By Phil Corso
It was just another day to some of the students passing through Queensborough Community College last Thursday.
But to Dr. Arthur Flug, it was the big day in the midst of what he called his busy season.
Holocaust Remembrance Day fell on April 19 and Flug, executive director of the college’s Harriet and Kenneth Kupferberg Holocaust Resource Center and Archives, had his hands full with various internship programs and activities for students.
“Our biggest mission is to tell the story and make it relevant,” Flug said. “On Holocaust Remembrance Day, we have a special opportunity to honor and to reflect on the indescribable suffering, bravery and selflessness of those who were murdered under the Nazi regime and those who became survivors.”

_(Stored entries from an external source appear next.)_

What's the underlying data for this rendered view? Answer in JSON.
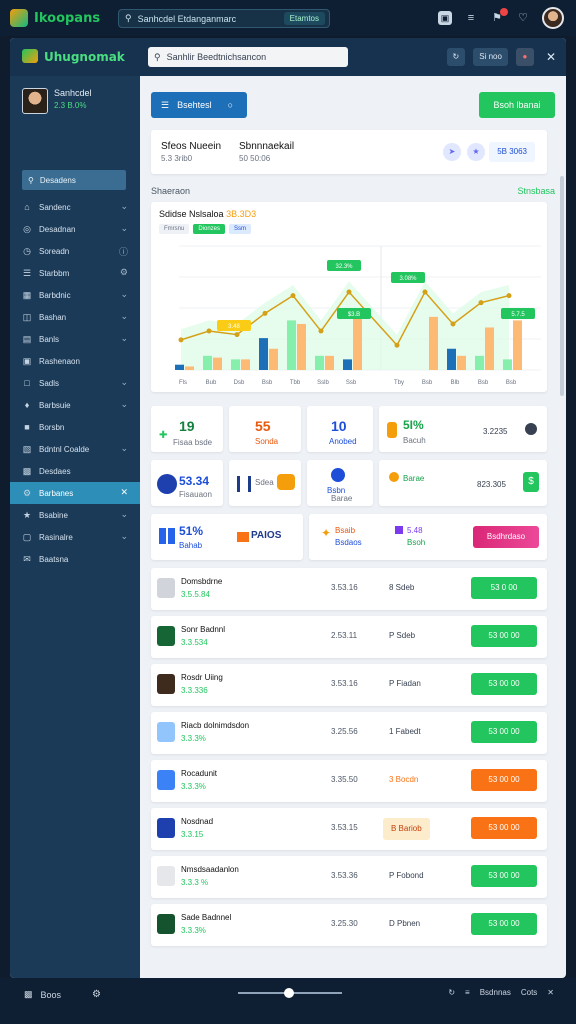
{
  "topbar": {
    "app_name": "Ikoopans",
    "search_text": "Sanhcdel Etdanganmarc",
    "search_chip": "Etamtos"
  },
  "window": {
    "app_name": "Uhugnomak",
    "search_placeholder": "Sanhlir Beedtnichsancon",
    "btn_right": "Si noo"
  },
  "sidebar": {
    "profile": {
      "name": "Sanhcdel",
      "value": "2.3 B.0%"
    },
    "search_label": "Desadens",
    "items": [
      {
        "label": "Sandenc",
        "icon": "home-icon"
      },
      {
        "label": "Desadnan",
        "icon": "compass-icon"
      },
      {
        "label": "Soreadn",
        "icon": "clock-icon"
      },
      {
        "label": "Starbbm",
        "icon": "layers-icon"
      },
      {
        "label": "Barbdnic",
        "icon": "grid-icon"
      },
      {
        "label": "Bashan",
        "icon": "table-icon"
      },
      {
        "label": "Banls",
        "icon": "chart-icon"
      },
      {
        "label": "Rashenaon",
        "icon": "folder-icon"
      },
      {
        "label": "Sadls",
        "icon": "doc-icon"
      },
      {
        "label": "Barbsuie",
        "icon": "bell-icon"
      },
      {
        "label": "Borsbn",
        "icon": "user-icon"
      },
      {
        "label": "Bdntnl Coalde",
        "icon": "calendar-icon"
      },
      {
        "label": "Desdaes",
        "icon": "tag-icon"
      },
      {
        "label": "Barbanes",
        "icon": "settings-icon"
      },
      {
        "label": "Bsabine",
        "icon": "star-icon"
      },
      {
        "label": "Rasinalre",
        "icon": "box-icon"
      },
      {
        "label": "Baatsna",
        "icon": "mail-icon"
      }
    ]
  },
  "toolbar": {
    "filter_label": "Bsehtesl",
    "action_label": "Bsoh lbanai"
  },
  "summary": {
    "title1": "Sfeos Nueein",
    "sub1": "5.3 3rib0",
    "title2": "Sbnnnaekail",
    "sub2": "50 50:06",
    "right_badge": "5B 3063"
  },
  "section": {
    "label": "Shaeraon",
    "right": "Stnsbasa"
  },
  "chart_card": {
    "title": "Sdidse Nslsaloa",
    "title_accent": "3B.3D3",
    "legend": [
      "Fmrsnu",
      "Dionzes",
      "Ssm"
    ],
    "ann": [
      "32.3%",
      "3.48",
      "$3.B",
      "3.08%",
      "5.7.5"
    ]
  },
  "chart_data": {
    "type": "bar",
    "categories": [
      "Fls",
      "Bub",
      "Dsb",
      "Bsb",
      "Tbb",
      "Sslb",
      "Ssb",
      "Tby",
      "Bsb",
      "Blb",
      "Bsb",
      "Bsb"
    ],
    "series": [
      {
        "name": "Fmrsnu",
        "values": [
          3,
          8,
          6,
          18,
          28,
          8,
          6,
          0,
          0,
          12,
          8,
          6
        ]
      },
      {
        "name": "Dionzes",
        "values": [
          2,
          7,
          6,
          12,
          26,
          8,
          30,
          0,
          30,
          8,
          24,
          28
        ]
      }
    ],
    "ylabel": "",
    "ylim": [
      0,
      70
    ]
  },
  "stats_row1": [
    {
      "big": "19",
      "sub": "Fisaa bsde"
    },
    {
      "big": "55",
      "sub": "Sonda"
    },
    {
      "big": "10",
      "sub": "Anobed"
    },
    {
      "big": "5I%",
      "sub": "Bacuh"
    },
    {
      "big": "3.2235",
      "sub": ""
    }
  ],
  "stats_row2": [
    {
      "big": "53.34",
      "sub": "Fisauaon"
    },
    {
      "big": "Sdea",
      "sub": ""
    },
    {
      "big": "Bsbn",
      "sub": "Barae"
    },
    {
      "big": "823.305",
      "sub": ""
    }
  ],
  "stats_row3": [
    {
      "big": "51%",
      "sub": "Bahab"
    },
    {
      "big": "PAIOS",
      "sub": ""
    },
    {
      "big": "Bsaib",
      "sub": "Bsdaos"
    },
    {
      "big": "5.48",
      "sub": "Bsoh"
    },
    {
      "big": "Bsdhrdaso",
      "sub": ""
    }
  ],
  "list": [
    {
      "name": "Domsbdrne",
      "sub": "3.5.5.84",
      "value": "3.53.16",
      "status": "8  Sdeb",
      "btn": "53 0 00",
      "btn_color": "green"
    },
    {
      "name": "Sonr Badnnl",
      "sub": "3.3.534",
      "value": "2.53.11",
      "status": "P  Sdeb",
      "btn": "53 00 00",
      "btn_color": "green"
    },
    {
      "name": "Rosdr Uiing",
      "sub": "3.3.336",
      "value": "3.53.16",
      "status": "P  Fiadan",
      "btn": "53 00 00",
      "btn_color": "green"
    },
    {
      "name": "Riacb dolnimdsdon",
      "sub": "3.3.3%",
      "value": "3.25.56",
      "status": "1  Fabedt",
      "btn": "53 00 00",
      "btn_color": "green"
    },
    {
      "name": "Rocadunit",
      "sub": "3.3.3%",
      "value": "3.35.50",
      "status": "3  Bocdn",
      "btn": "53 00 00",
      "btn_color": "orange"
    },
    {
      "name": "Nosdnad",
      "sub": "3.3.15",
      "value": "3.53.15",
      "status": "B Bariob",
      "btn": "53 00 00",
      "btn_color": "orange"
    },
    {
      "name": "Nmsdsaadanlon",
      "sub": "3.3.3 %",
      "value": "3.53.36",
      "status": "P  Fobond",
      "btn": "53 00 00",
      "btn_color": "green"
    },
    {
      "name": "Sade Badnnel",
      "sub": "3.3.3%",
      "value": "3.25.30",
      "status": "D  Pbnen",
      "btn": "53 00 00",
      "btn_color": "green"
    }
  ],
  "bottombar": {
    "left_label": "Boos",
    "right_label1": "Bsdnnas",
    "right_label2": "Cots"
  }
}
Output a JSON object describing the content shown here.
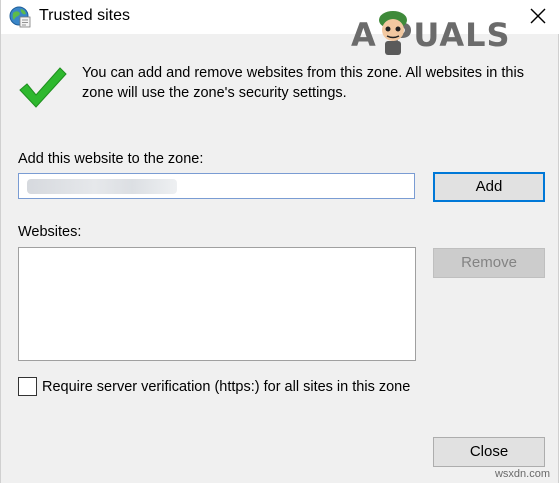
{
  "window": {
    "title": "Trusted sites",
    "title_icon": "globe-icon",
    "close_icon": "close-icon"
  },
  "watermark": {
    "text": "A PUALS"
  },
  "info": {
    "icon": "checkmark-icon",
    "text": "You can add and remove websites from this zone. All websites in this zone will use the zone's security settings."
  },
  "add_site": {
    "label": "Add this website to the zone:",
    "value": "",
    "button_label": "Add"
  },
  "websites": {
    "label": "Websites:",
    "items": [],
    "remove_label": "Remove"
  },
  "https_option": {
    "label": "Require server verification (https:) for all sites in this zone",
    "checked": false
  },
  "footer": {
    "close_label": "Close",
    "credit": "wsxdn.com"
  },
  "colors": {
    "background": "#f0f0f0",
    "check_green": "#2eb82e",
    "focus_blue": "#0078d7"
  }
}
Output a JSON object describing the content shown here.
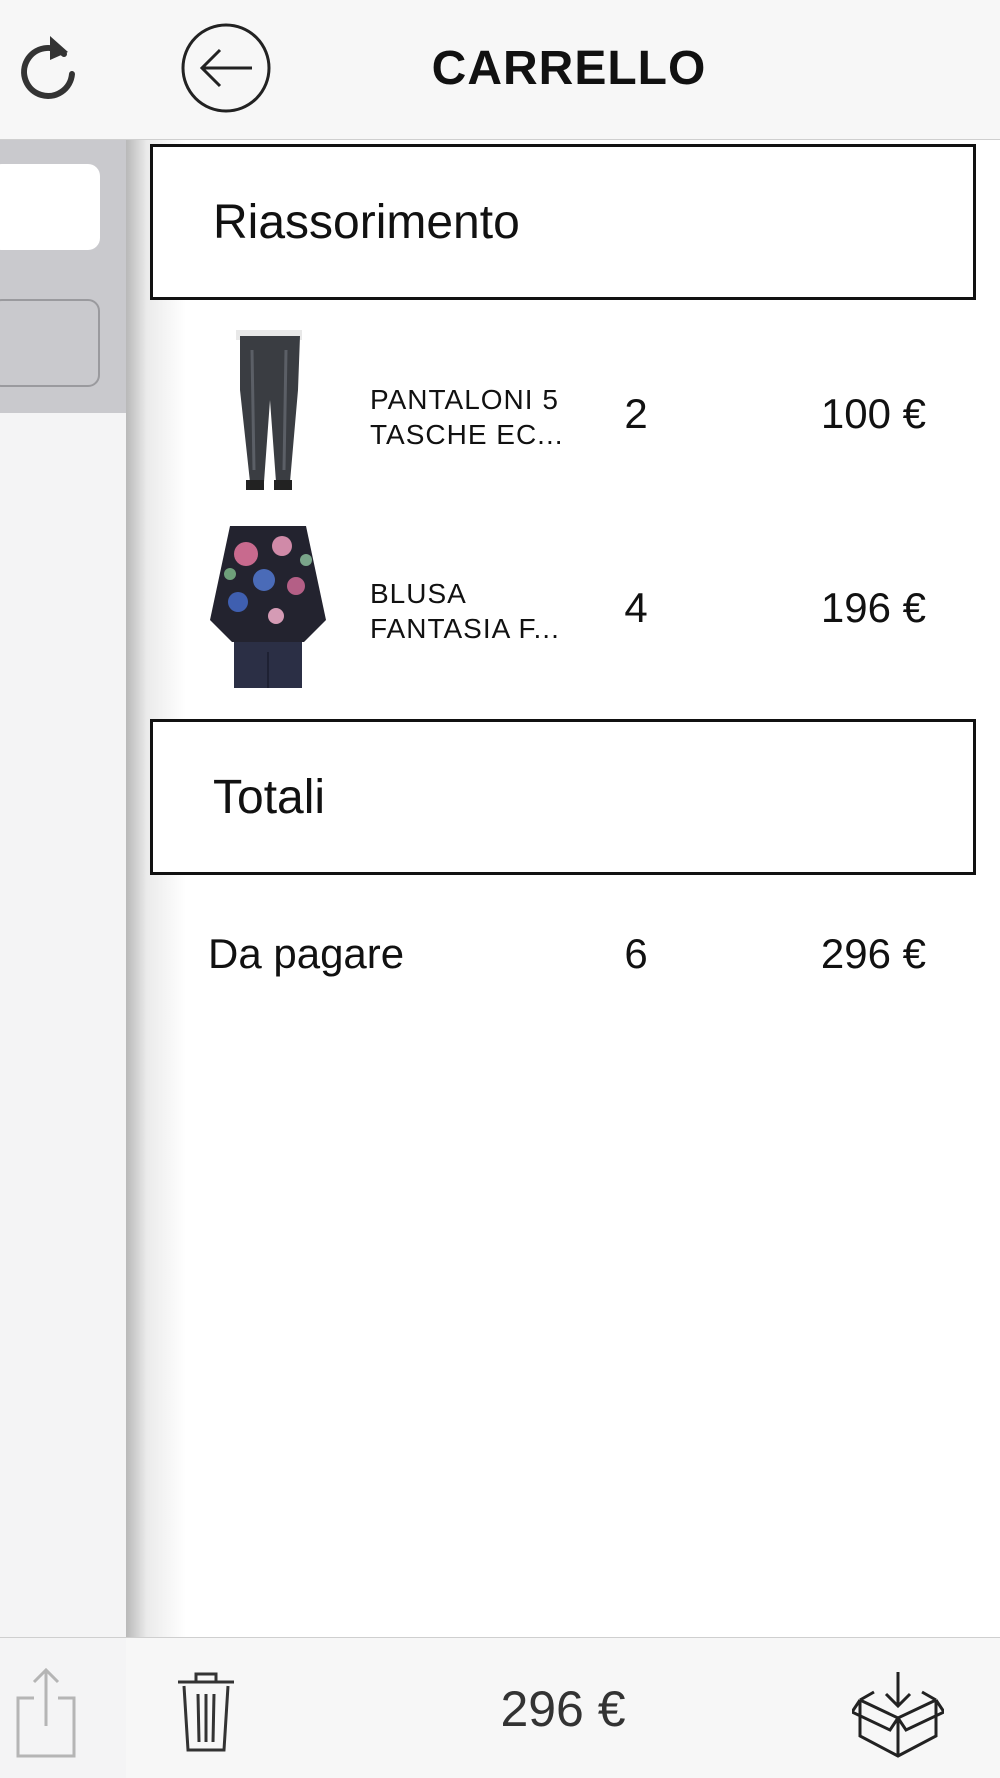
{
  "header": {
    "title": "CARRELLO"
  },
  "sections": {
    "reassortment": "Riassorimento",
    "totals": "Totali"
  },
  "items": [
    {
      "name_line1": "PANTALONI 5",
      "name_line2": "TASCHE EC...",
      "qty": "2",
      "price": "100 €",
      "thumb": "pants-image"
    },
    {
      "name_line1": "BLUSA",
      "name_line2": "FANTASIA F...",
      "qty": "4",
      "price": "196 €",
      "thumb": "floral-blouse-image"
    }
  ],
  "totals": {
    "label": "Da pagare",
    "qty": "6",
    "price": "296 €"
  },
  "footer": {
    "total": "296 €"
  },
  "icons": {
    "refresh": "refresh-icon",
    "back": "back-arrow-icon",
    "share": "share-icon",
    "trash": "trash-icon",
    "order": "box-download-icon"
  }
}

Through the center, students of the college are paired up with survivors of the atrocity with the goal to preserve their stories. According to Flug, one of the most common worries of Holocaust survivors that he has spoken to has been the preservation of their stories. In turn, the college created a program in which 15 interns meet with survivors once a week to learn and preserve their legacies.
“We take their experiences and we make them into educational programs for the students,” Flug said. “The students become a spokesman for them. They’re the insurance policy,” Flug said.
The Holocaust Resource Center is near the entrance of the college inside a large, glass cube structure. When inside, the various interactive exhibits come to life as the daytime sun shines through the glass walls, shedding light on the stories of suffering that Flug said needed to be told.
Vincent Wheeler was one student who met with Holocaust survivors through the program to preserve their stories. His testimony is displayed through a touch screen video display inside the center’s gallery.
“It was one of those experiences I’ll never forget,” Wheeler said. “It’s truly a blessing and I kind of value my life more because of that.”
According to Flug, the college is working to assemble a group of survivors’ children, known as the 2G, or second generation, Club, to tell their parents’ stories through their perspectives. Not only will these efforts provide a different view of the Holocaust, but they will also help keep their parents’ experiences relevant as they grow older, Flug said.
The Holocaust Resource Center at Queensborough is the only center of its kind in Queens.
“The Holocaust came to an end more than 60 years ago, yet the challenges that have emerged from this period relating to government-sponsored terror, hatred as a toll on society and the responsibility of the individual in times of moral crisis are not only still with us, but challenge us on a daily basis,” Flug said. “The programs, artifacts and individuals who make up the Kupferberg Holocaust Center are a dynamic force in meeting these challenges.”
Flug said the center does more than preserve Holocaust survivor stories. According to the executive director, lessons learned from the Holocaust are also applied to discussions on hate crimes and other related stories.
“Our promise to the survivors is to give their experiences meaning,” Flug said. “It’s an obligation to make sure they will not be forgotten.”